Media company Ziff Davis has acquired Mashable, a US-based online media brand backed by corporates Tribune Media and Time Warner, for about $50m, the Wall Street Journal reported yesterday.
Mashable runs an online media platform that focuses on digital culture, entertainment and technology, and which generates about 45 unique views per month. It was valued at $250m as of its last funding round, in which it raised $15m in April 2016.
Like many online media properties, Mashable had been pumping money into upgrading its video production capabilities, but it made a $10m net loss in 2016 despite its revenue increasing 36% to $42m, according to the WSJ.

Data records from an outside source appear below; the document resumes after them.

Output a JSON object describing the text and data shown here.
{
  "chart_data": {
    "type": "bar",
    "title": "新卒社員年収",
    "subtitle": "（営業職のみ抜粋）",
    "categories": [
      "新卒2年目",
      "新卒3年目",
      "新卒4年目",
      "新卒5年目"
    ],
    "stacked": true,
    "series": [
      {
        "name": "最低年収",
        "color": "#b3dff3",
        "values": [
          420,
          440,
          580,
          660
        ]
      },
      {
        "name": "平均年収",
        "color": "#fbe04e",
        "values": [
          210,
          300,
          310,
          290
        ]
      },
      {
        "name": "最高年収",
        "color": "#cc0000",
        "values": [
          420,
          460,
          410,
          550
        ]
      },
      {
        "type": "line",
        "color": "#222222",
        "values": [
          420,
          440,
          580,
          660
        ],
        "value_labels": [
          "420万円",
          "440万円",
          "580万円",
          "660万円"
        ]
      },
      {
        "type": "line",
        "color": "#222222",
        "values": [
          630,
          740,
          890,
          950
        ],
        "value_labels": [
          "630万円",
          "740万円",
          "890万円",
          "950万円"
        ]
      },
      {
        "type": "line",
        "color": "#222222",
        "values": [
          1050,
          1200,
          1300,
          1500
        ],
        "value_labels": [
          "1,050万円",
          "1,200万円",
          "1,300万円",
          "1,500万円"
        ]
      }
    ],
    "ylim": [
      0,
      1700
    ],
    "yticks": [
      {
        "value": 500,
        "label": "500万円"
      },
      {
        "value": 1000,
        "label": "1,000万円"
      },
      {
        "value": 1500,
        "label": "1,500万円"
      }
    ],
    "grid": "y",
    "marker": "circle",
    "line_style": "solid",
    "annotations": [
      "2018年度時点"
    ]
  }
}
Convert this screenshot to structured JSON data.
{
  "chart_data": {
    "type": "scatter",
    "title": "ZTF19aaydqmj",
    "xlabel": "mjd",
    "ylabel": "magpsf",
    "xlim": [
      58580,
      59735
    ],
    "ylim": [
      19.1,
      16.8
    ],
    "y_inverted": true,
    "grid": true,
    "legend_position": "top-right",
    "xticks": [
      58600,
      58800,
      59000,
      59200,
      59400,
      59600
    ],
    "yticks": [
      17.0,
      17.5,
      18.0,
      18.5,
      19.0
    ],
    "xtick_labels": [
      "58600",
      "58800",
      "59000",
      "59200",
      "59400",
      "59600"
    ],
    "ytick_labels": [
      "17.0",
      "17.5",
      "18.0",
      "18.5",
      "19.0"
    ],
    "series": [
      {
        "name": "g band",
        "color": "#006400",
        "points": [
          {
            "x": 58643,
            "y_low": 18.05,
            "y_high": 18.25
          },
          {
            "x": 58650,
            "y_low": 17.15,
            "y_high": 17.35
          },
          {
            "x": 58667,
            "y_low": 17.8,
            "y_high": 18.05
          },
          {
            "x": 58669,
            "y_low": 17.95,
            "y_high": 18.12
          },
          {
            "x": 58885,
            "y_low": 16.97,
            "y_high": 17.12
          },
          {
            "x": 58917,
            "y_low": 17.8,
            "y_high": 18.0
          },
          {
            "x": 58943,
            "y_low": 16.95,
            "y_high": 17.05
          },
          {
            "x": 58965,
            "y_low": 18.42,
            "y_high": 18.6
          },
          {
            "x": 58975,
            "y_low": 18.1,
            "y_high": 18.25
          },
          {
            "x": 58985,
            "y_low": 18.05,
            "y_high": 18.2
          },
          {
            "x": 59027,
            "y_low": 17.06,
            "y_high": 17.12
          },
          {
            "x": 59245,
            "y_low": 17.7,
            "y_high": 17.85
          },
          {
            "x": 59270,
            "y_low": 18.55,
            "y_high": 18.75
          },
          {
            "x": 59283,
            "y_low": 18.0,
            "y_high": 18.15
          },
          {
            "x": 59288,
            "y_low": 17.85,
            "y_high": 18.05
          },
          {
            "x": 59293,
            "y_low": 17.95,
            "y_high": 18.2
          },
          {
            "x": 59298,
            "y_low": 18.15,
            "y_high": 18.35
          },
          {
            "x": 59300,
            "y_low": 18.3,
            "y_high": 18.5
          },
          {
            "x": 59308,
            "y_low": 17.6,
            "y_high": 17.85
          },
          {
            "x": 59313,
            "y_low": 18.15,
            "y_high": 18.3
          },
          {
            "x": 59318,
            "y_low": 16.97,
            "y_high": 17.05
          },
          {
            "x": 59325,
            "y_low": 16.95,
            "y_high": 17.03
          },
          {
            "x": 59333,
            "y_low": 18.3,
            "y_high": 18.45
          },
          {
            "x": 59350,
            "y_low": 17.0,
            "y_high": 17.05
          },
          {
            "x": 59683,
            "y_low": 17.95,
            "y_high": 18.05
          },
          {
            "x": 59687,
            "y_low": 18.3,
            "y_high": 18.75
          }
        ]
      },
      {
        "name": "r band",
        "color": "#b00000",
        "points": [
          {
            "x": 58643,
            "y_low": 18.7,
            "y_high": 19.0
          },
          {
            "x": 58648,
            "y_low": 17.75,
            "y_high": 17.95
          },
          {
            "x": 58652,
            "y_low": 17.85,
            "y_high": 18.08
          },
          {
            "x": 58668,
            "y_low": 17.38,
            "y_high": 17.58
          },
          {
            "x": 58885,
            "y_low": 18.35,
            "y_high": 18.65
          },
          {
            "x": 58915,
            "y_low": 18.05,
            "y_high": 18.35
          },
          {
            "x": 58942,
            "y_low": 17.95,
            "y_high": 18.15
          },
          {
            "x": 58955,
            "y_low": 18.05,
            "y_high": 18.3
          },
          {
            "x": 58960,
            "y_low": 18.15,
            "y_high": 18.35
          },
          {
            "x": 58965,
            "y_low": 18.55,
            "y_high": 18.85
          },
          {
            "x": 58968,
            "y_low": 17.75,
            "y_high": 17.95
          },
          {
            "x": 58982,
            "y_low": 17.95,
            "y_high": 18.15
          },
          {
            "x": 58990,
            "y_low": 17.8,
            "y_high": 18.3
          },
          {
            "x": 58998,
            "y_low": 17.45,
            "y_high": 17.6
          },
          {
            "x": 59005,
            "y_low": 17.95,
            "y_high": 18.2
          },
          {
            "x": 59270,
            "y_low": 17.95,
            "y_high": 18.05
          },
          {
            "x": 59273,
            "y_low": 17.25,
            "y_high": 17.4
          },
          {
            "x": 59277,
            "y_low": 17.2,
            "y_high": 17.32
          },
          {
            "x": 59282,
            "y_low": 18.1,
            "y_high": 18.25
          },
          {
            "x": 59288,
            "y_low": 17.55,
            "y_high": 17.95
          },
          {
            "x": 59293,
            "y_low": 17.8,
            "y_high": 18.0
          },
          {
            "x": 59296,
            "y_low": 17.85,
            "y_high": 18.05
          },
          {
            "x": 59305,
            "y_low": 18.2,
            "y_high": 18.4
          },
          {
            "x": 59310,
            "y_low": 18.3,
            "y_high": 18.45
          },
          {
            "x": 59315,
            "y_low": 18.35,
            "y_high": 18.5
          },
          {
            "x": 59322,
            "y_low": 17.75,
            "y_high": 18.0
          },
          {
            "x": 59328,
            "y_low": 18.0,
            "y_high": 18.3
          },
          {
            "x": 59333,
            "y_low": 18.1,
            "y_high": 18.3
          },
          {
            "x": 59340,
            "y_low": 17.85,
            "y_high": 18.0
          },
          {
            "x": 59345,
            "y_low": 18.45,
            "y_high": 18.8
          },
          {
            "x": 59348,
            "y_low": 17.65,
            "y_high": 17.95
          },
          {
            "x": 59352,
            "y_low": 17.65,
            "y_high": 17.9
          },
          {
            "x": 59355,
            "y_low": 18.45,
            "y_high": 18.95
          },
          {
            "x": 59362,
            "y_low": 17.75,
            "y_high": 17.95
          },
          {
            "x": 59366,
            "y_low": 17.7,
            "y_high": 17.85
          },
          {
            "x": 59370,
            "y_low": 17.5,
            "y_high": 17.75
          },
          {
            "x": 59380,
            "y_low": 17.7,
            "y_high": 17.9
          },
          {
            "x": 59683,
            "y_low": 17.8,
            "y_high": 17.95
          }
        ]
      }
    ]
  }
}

A Bloomberg report in August this year suggested the company was considering a sale despite still attempting to raise equity financing, and a WSJ report the following month claimed it had discussed an acquisition with media company ProSiebenSat.1.
Mashable had raised $46m in funding since being founded as a blog in 2005. Turner, a broadcasting subsidiary of Time Warner, led the 2016 round, investing alongside another Warner division, Time Warner Investments, as well as Updata Partners, R&R Venture Partners and private investors David Jones and Mike Lazerow.
The company had raised $14m from investors including Tribune Digital Ventures, a subsidiary of media group Tribune, Updata Partners, New Market Ventures Partners and Social Starts as of 2014.
Time Warner Investments subsequently led a $17m series B round early the following year that included all Mashable’s existing investors.